Viel von unserem Trinkwasser wird [2][im Uferbereich der Spree gewonnen,
die für Nachschub sorgt.] Jetzt geht in Brandenburg die Braunkohle-Ära zu
Ende, und durch die Flutung der Tagebaue droht Berlin, dass bald zu wenig
Wasser ankommt.
Richtig. Es kann sein, dass dann kurzfristig zu wenig Wasser in die Spree
nachfließt. Die große Unbekannte ist: Wie schnell bildet sich das
Grundwasser in Brandenburg nach? Das wird gerade untersucht, darauf muss
Berlin dann reagieren.
Berlin und Brandenburg werden das Wassermanagement in der Region immer
stärker gemeinsam betreiben müssen.

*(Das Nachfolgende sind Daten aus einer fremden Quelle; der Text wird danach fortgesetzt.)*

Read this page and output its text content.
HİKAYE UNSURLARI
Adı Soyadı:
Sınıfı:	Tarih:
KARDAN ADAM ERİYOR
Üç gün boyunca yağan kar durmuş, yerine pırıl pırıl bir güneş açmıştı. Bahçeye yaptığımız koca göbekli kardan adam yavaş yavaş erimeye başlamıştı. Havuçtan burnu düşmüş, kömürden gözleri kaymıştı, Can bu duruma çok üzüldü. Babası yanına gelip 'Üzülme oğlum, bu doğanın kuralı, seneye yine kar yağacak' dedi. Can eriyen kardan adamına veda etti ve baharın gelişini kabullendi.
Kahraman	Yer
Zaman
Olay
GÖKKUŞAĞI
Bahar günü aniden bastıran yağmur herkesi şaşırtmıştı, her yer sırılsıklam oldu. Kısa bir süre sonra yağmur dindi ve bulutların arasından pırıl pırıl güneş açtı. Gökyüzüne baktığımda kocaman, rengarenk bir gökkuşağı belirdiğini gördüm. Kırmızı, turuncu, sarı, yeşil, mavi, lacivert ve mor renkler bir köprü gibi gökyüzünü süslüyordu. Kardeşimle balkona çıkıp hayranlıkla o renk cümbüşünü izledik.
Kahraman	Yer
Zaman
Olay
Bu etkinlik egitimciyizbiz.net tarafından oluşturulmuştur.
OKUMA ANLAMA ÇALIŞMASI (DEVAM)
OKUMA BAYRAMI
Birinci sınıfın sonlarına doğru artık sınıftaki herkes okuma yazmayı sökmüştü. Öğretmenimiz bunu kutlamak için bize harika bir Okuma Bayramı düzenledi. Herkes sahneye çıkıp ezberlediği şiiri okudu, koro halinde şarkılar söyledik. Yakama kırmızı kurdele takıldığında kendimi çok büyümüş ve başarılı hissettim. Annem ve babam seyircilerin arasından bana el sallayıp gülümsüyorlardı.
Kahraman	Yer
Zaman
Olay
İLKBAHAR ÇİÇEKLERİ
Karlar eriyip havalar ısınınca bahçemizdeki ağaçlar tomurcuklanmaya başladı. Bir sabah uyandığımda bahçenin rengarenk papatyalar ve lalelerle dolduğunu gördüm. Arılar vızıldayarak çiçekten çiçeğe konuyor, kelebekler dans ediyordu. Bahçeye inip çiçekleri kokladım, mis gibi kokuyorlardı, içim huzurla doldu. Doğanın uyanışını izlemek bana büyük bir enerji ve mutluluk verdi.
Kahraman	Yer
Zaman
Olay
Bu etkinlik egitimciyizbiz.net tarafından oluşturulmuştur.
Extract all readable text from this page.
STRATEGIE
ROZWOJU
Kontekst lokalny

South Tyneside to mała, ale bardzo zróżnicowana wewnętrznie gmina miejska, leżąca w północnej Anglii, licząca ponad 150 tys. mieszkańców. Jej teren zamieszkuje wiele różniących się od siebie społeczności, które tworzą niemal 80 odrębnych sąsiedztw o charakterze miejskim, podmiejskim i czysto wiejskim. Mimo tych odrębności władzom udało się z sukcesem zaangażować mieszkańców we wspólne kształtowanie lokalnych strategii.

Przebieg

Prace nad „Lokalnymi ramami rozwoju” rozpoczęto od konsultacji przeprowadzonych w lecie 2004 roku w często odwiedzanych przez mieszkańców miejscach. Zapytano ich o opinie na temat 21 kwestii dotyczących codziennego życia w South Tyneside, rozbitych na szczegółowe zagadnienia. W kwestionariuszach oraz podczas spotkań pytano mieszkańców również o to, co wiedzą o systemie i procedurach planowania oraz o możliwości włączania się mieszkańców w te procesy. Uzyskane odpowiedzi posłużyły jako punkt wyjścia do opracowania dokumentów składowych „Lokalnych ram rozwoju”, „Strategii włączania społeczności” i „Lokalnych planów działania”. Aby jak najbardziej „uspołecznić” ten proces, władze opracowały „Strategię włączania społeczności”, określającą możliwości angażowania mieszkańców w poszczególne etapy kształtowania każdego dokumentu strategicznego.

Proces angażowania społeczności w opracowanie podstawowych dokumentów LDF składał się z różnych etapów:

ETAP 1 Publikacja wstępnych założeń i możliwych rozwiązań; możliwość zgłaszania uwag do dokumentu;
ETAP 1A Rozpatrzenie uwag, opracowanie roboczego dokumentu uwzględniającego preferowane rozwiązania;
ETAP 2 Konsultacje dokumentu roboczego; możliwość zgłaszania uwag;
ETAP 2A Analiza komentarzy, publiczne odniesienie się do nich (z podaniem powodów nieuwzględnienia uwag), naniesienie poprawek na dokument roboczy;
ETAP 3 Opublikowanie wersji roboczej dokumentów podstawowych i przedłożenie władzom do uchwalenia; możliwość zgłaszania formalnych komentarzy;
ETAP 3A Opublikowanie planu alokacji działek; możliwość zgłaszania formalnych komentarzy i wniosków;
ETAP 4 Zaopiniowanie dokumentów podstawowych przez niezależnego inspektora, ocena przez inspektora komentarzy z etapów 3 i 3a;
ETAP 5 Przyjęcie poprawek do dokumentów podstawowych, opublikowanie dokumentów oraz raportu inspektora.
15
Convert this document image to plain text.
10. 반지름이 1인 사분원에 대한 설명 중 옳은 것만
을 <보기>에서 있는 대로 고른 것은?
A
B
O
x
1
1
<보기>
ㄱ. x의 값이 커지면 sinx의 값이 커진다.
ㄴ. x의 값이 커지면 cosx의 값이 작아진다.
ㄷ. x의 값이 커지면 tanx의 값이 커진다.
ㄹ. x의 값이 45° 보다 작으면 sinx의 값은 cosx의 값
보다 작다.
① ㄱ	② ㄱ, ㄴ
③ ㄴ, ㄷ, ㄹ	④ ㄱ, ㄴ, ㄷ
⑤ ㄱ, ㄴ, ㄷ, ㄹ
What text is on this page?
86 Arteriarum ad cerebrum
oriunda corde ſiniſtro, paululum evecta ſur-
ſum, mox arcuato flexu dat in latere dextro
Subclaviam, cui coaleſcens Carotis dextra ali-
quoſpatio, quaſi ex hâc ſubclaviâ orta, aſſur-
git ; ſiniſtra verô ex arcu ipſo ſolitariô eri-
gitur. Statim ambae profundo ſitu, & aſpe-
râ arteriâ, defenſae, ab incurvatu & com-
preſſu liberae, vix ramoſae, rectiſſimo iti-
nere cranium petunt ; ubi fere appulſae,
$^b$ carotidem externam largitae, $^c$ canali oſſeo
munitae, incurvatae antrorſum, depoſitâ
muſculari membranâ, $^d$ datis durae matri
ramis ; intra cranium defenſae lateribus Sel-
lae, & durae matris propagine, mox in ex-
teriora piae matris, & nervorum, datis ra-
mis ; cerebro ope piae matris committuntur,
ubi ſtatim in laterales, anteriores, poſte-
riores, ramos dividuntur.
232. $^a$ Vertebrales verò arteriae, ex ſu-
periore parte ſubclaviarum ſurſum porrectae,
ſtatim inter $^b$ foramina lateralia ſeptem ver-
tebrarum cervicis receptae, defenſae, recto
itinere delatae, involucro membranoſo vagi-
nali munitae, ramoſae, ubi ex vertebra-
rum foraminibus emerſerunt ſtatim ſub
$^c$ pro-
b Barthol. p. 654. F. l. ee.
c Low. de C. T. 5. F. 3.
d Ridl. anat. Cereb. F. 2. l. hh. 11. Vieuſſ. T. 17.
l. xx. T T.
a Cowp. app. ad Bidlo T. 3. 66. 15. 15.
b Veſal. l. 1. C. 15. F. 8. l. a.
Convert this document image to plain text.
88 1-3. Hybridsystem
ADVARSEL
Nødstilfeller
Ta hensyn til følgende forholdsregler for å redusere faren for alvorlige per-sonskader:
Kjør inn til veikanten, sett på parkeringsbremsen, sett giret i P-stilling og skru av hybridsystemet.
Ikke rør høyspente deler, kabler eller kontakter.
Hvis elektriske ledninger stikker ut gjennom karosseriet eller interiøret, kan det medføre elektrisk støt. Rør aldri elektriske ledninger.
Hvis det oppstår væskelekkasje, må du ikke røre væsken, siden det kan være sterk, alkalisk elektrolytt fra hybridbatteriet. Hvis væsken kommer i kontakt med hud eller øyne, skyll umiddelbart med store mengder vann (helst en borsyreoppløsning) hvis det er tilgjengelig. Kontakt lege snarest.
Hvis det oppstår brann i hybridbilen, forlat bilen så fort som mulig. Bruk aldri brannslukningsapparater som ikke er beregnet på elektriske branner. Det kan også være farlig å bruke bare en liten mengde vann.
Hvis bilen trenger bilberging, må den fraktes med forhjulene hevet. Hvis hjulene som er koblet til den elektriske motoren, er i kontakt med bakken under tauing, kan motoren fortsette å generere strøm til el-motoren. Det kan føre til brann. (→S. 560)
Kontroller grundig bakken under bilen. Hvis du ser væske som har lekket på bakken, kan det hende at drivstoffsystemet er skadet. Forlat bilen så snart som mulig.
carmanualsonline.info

Haben Sie den Eindruck, dass beide an
einem Strang ziehen?
Die Zusammenarbeit muss verstärkt werden, übrigens auch mit Sachsen – wobei
Brandenburg jetzt schon viel tut, um die Spree sauber zu halten.
Vorschreiben können wir Brandenburg natürlich nicht, was es zu tun hat.
Was kann es denn tun?
Aus ökologischer Sicht ist es zum Beispiel sinnvoll, mehrere kleinere Seen
anzulegen, statt den riesigen „Ostsee“ bei Cottbus. Die verdunsten weniger
Wasser und sind besser für den Artenschutz. Berlin beteiligt sich schon mit
mehreren Millionen Euro etwa am Bau von Rückhaltebecken. Aber wir können
auch selbst noch sehr viel tun: Flächen entsiegeln, Kreisläufe schaffen,
bei denen etwa Duschwasser noch mal für die Toilettenspülung verwendet
wird, Fassaden und Dächer begrünen.
Das Wort einsparen fiel jetzt nicht.
Es ist immer sinnvoll, achtsam mit Wasser umzugehen. Natürlich ist es nicht
gut, in der Mittagssonne den Rasen zu sprengen oder bei anhaltender
Trockenheit den Pool zu füllen. Allerdings können wir als Land Berlin nur
appellieren. Eine gesetzliche Befugnis, etwa Rationierungen anzuordnen,
haben wir im Gegensatz zu anderen Bundesländern nicht.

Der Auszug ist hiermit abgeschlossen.